Whereabouts?  Dublin?  Cork?  Donegal?


----------



## indebtedgal (5 Aug 2010)

anywhere!! southern half of the country preferably though.


----------



## byrnsey09 (5 Aug 2010)

Check out [broken link removed] for last minute deals. Haven't used them myself, just heard them advertised afew months back. Look like they have good deals (no connections)


----------



## pinkyBear (5 Aug 2010)

I caan recommend Cahernane house, this hotel is in Killarney and it really is special..


----------



## SlugBreath (5 Aug 2010)

indebtedgal said:


> anywhere!! southern half of the country preferably though.

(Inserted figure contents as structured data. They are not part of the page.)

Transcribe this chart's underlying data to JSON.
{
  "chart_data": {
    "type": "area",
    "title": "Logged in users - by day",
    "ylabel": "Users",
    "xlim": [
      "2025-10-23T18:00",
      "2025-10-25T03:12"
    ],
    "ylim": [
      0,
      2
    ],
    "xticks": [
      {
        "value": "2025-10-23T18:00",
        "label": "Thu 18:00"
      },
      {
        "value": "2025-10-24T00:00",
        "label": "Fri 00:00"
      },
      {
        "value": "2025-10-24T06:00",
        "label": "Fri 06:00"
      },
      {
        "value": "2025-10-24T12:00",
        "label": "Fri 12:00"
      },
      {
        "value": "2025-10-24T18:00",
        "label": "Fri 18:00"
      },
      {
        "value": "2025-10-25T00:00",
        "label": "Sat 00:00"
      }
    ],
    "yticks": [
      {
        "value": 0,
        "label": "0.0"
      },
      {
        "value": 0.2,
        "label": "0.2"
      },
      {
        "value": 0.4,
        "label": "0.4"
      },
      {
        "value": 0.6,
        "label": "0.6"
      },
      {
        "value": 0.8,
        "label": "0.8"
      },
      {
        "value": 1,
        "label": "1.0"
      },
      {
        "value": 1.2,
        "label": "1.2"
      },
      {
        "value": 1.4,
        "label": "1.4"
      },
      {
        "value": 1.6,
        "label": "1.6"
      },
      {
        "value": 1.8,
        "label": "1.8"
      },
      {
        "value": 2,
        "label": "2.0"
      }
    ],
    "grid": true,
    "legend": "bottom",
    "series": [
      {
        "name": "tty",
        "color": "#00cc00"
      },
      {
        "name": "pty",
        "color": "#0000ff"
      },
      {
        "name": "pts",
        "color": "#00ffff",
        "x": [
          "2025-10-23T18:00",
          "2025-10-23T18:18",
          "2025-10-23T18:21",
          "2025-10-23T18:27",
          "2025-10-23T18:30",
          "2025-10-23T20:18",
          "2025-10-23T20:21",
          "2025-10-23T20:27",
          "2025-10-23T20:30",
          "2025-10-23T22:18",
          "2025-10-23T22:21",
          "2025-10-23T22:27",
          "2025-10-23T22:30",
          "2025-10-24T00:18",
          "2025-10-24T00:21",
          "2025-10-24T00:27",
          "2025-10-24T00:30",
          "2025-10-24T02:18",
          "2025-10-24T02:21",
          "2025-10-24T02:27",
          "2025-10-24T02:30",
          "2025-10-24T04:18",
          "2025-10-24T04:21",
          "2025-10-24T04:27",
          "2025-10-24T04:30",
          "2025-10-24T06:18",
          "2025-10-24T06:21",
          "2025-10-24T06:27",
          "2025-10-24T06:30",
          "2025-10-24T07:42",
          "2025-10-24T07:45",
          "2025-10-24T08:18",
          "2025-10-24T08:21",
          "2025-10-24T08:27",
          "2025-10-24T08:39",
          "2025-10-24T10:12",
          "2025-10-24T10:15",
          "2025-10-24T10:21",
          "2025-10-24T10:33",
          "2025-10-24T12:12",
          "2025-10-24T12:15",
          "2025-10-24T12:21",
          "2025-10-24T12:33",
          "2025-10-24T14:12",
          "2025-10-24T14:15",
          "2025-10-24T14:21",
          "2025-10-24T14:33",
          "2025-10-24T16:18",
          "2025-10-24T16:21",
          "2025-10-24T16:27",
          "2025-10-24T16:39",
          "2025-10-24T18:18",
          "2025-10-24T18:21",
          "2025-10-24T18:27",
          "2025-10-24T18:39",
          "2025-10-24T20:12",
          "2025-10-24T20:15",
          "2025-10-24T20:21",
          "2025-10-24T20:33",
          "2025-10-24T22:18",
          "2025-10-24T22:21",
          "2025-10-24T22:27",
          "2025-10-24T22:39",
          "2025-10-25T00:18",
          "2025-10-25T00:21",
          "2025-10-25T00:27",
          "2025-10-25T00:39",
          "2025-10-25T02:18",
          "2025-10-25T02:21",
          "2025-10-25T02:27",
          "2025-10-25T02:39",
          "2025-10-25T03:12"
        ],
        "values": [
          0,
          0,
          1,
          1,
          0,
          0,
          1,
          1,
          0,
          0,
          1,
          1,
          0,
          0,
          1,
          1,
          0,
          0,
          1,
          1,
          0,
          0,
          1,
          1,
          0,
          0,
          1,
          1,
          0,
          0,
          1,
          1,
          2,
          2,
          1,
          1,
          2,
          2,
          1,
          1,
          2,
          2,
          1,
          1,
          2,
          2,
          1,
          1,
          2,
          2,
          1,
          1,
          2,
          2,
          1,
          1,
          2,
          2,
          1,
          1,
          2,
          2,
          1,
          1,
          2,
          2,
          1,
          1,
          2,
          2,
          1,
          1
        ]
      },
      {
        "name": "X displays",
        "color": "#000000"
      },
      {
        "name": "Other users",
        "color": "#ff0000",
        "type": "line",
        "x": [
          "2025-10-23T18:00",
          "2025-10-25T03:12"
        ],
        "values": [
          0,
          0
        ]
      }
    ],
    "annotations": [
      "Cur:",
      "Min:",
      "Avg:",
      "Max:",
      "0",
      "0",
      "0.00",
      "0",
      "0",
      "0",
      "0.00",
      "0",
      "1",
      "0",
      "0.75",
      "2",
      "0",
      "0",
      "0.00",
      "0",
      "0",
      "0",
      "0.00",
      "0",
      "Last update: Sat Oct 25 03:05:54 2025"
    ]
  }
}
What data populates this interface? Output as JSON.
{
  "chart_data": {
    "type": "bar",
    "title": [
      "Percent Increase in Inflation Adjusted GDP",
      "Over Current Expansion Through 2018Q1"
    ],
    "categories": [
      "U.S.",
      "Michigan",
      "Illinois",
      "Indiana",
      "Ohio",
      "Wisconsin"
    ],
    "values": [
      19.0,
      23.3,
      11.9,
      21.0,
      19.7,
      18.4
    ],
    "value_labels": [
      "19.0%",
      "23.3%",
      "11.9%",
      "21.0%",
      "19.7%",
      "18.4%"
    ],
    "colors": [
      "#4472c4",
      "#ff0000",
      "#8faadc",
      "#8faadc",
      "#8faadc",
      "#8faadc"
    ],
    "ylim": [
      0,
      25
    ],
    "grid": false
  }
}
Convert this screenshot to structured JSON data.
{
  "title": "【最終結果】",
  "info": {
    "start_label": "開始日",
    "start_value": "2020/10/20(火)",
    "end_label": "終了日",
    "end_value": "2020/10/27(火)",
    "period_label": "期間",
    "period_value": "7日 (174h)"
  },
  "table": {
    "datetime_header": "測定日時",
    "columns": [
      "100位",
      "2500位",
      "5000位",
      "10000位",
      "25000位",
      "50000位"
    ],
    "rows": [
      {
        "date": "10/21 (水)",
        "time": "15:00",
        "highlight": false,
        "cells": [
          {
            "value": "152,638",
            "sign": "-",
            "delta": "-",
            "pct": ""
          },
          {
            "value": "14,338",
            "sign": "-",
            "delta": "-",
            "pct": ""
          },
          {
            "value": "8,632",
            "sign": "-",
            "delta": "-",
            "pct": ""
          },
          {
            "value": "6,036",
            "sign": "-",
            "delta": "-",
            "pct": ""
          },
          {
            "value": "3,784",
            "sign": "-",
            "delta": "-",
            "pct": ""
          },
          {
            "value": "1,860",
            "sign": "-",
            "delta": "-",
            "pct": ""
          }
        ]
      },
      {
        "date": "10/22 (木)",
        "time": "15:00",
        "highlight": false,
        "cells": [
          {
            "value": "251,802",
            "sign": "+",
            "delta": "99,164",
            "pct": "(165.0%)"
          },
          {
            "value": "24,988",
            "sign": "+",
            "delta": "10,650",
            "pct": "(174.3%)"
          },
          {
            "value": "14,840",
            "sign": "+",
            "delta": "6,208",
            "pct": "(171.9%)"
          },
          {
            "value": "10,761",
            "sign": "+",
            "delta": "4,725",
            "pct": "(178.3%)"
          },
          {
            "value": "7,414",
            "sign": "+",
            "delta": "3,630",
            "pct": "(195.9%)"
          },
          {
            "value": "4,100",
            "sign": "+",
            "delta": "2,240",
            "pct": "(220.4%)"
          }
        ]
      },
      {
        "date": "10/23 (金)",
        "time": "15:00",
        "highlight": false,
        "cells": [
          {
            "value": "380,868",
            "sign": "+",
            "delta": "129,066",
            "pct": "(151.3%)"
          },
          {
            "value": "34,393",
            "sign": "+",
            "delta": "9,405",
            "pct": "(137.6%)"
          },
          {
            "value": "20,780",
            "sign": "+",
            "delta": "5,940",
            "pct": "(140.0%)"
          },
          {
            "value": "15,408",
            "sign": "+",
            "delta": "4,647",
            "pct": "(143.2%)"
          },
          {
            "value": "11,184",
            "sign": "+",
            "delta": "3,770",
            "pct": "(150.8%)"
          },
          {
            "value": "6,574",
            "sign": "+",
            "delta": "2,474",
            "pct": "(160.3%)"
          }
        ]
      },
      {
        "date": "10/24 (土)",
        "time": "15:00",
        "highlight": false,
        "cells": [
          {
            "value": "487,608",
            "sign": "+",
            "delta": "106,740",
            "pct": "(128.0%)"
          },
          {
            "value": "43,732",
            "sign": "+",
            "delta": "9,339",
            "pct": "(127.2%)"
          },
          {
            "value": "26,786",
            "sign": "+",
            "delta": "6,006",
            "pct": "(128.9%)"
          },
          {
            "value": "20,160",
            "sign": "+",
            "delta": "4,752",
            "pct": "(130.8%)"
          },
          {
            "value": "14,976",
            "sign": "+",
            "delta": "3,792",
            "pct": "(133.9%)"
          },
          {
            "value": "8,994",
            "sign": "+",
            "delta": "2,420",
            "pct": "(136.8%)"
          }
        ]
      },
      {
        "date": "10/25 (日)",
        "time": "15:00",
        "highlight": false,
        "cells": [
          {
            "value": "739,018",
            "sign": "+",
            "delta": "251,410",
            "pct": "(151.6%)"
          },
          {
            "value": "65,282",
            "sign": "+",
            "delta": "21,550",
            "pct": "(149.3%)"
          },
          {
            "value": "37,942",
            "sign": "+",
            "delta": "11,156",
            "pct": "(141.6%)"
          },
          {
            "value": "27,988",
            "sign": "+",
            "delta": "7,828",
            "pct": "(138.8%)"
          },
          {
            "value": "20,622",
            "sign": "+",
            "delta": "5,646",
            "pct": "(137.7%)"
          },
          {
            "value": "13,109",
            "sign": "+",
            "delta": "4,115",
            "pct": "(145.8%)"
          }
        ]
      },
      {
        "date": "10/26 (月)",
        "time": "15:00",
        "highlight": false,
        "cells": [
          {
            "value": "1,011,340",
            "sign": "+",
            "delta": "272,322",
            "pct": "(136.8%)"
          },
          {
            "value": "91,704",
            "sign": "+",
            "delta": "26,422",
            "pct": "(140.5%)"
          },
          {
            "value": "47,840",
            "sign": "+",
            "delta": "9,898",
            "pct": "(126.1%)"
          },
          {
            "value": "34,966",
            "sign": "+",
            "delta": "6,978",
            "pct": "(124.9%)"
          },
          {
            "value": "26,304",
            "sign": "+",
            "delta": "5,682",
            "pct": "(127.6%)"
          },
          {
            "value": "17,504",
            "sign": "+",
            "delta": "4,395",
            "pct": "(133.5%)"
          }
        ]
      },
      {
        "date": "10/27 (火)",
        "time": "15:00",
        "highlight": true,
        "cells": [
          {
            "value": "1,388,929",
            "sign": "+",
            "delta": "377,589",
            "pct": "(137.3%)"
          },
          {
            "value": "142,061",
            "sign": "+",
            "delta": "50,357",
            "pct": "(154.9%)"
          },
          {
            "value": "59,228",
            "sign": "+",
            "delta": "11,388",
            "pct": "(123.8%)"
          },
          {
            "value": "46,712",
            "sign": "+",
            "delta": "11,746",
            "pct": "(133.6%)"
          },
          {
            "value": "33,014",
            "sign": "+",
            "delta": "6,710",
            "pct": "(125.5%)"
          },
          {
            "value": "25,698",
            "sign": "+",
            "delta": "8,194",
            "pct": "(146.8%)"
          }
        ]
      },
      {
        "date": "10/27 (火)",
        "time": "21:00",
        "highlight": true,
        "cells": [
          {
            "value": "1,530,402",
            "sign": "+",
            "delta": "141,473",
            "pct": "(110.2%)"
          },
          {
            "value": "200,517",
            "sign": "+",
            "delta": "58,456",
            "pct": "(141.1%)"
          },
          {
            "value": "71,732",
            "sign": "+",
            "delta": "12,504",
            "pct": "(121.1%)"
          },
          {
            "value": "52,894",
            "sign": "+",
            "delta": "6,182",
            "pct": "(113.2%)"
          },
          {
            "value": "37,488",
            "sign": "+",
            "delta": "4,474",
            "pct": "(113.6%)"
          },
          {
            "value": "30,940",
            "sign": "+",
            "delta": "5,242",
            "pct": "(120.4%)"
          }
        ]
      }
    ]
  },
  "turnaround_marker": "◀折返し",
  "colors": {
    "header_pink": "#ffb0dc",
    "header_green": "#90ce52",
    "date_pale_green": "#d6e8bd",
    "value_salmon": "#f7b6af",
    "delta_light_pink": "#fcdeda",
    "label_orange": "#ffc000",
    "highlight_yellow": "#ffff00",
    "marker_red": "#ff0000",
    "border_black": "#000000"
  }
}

Haven't you used  previously?


----------



## hopalong (5 Aug 2010)

115euro per person looks expensive


----------



## thedaras (7 Aug 2010)

Try the Lyrath in Kilkenny..good deals on at the moment and its 5 star (I think).


----------



## SoylentGreen (10 Aug 2010)

So, where did you go in the end?

I am typing this during a break in my 3 day break in Kinsale. €119 for 3xB+B+1 dinner.

Incredible value.


----------



## bartbridge (10 Aug 2010)

SoylentGreen, that's great value, did you book with the hotel direct or through a website?

Has anyone used justgo.ie? Thinking of booking a hotel in Skibbereen with them, just want to make sure they're okay first...


----------



## hopalong (10 Aug 2010)

is it pps,the isish way of doubling the charge.


----------